Well, I sort of consider it like soup and sandwich, like the old commercial. That's a great question. And look, sometimes, in a very simple analogy, I talk about Henry Ford. And as he had said, I've got this great car called the Model T. I don't have gasoline. That would not have been a very good pitch, right? So we are absolutely essential to that advanced reactor community. And that's why the Congress passed legislation calling for the HALEU to be made available by 2026 and so forth. The advanced reactor community itself is very exciting right now, and in the advanced reactor development program that was managed and run by Department of Energy, which itself was a product of bipartisan legislation.

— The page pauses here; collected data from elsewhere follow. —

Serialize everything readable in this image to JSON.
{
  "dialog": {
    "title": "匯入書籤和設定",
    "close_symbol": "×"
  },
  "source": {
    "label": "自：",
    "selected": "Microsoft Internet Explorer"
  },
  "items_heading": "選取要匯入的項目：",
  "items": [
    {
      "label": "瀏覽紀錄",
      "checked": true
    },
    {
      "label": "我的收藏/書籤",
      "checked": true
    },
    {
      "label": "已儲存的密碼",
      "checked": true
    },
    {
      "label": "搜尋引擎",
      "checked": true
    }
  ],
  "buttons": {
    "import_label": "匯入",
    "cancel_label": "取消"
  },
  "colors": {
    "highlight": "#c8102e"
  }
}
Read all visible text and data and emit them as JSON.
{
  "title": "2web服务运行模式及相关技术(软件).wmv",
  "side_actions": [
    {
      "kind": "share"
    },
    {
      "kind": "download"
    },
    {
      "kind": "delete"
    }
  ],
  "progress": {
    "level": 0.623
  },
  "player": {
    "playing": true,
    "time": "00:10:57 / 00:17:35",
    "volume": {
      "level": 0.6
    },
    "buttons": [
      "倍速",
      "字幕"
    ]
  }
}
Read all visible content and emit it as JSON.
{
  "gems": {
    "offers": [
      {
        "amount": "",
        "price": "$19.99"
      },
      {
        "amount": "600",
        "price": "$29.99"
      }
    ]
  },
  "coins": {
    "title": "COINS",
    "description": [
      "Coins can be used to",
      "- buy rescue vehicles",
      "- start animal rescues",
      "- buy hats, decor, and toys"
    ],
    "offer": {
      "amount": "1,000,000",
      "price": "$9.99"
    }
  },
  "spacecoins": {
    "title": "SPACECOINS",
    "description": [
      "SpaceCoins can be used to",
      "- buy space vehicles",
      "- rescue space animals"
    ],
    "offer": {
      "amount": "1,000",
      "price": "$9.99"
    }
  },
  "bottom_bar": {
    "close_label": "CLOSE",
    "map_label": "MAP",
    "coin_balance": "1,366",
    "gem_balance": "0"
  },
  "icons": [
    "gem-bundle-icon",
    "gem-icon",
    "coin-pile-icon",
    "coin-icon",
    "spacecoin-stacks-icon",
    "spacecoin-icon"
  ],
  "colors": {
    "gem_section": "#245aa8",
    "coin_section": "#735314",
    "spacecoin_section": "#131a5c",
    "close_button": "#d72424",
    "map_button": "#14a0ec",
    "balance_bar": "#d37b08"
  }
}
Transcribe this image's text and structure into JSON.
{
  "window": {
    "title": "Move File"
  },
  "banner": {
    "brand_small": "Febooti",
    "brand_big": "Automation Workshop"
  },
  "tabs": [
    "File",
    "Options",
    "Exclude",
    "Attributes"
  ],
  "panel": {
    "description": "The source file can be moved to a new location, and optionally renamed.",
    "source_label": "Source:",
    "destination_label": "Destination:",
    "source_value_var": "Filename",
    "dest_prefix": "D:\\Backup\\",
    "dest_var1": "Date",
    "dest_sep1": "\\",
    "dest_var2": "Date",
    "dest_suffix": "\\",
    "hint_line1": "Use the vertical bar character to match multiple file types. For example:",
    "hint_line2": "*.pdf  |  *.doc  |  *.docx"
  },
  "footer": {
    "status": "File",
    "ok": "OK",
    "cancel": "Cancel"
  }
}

Of the 10 awardees of that program, 9 of the reactor designs require HALEU. And indeed, both of the 2 largest awards, the ones that went for the actual construction of demonstration reactors, one was by -- won by TerraPower, one was won by X-energy. Both of them also require a HALEU. So we believe that we are integrally related to that growth. And in fact, you may have noticed back in September, TerraPower and ourselves, we issued a release talking about our work together. We have made it our business to basically engage with all developers. We want to be the preferred HALEU provider to that market. And you've probably seen the numbers published by Nuclear Energy Institute and elsewhere as to what those forward demand curves for the advanced reactor development community looked like. And it is our hope and expectation to be in tandem right there with the deployment of the reactors with the fuel supply to support them. And we feel very good about that, especially, because, as I mentioned, the cadence, if I can use the word cadence, is such that it's faster to build centrifuges than it is to build reactors. So we feel very good about being in a position to be able to calibrate our expansion of capacity to meet the demand that we expect to see in the advanced reactor community.

Operator

Operator

Thank you. At this time, I'll turn the floor back to Dan Leistikow for closing remarks.

Dan Leistikow

Analyst

Well, thank you, operator, and thanks, everyone, for joining. It was a great discussion today. This will conclude our fourth quarter 2020 investor call. And we look forward to speaking with you all again next quarter.

Philip Strawbridge

Analyst

Thank you, all, for your time.

Operator

Operator

Thank you, everyone. This will conclude today's conference. You may now disconnect your lines at this time. Thank you for your participation.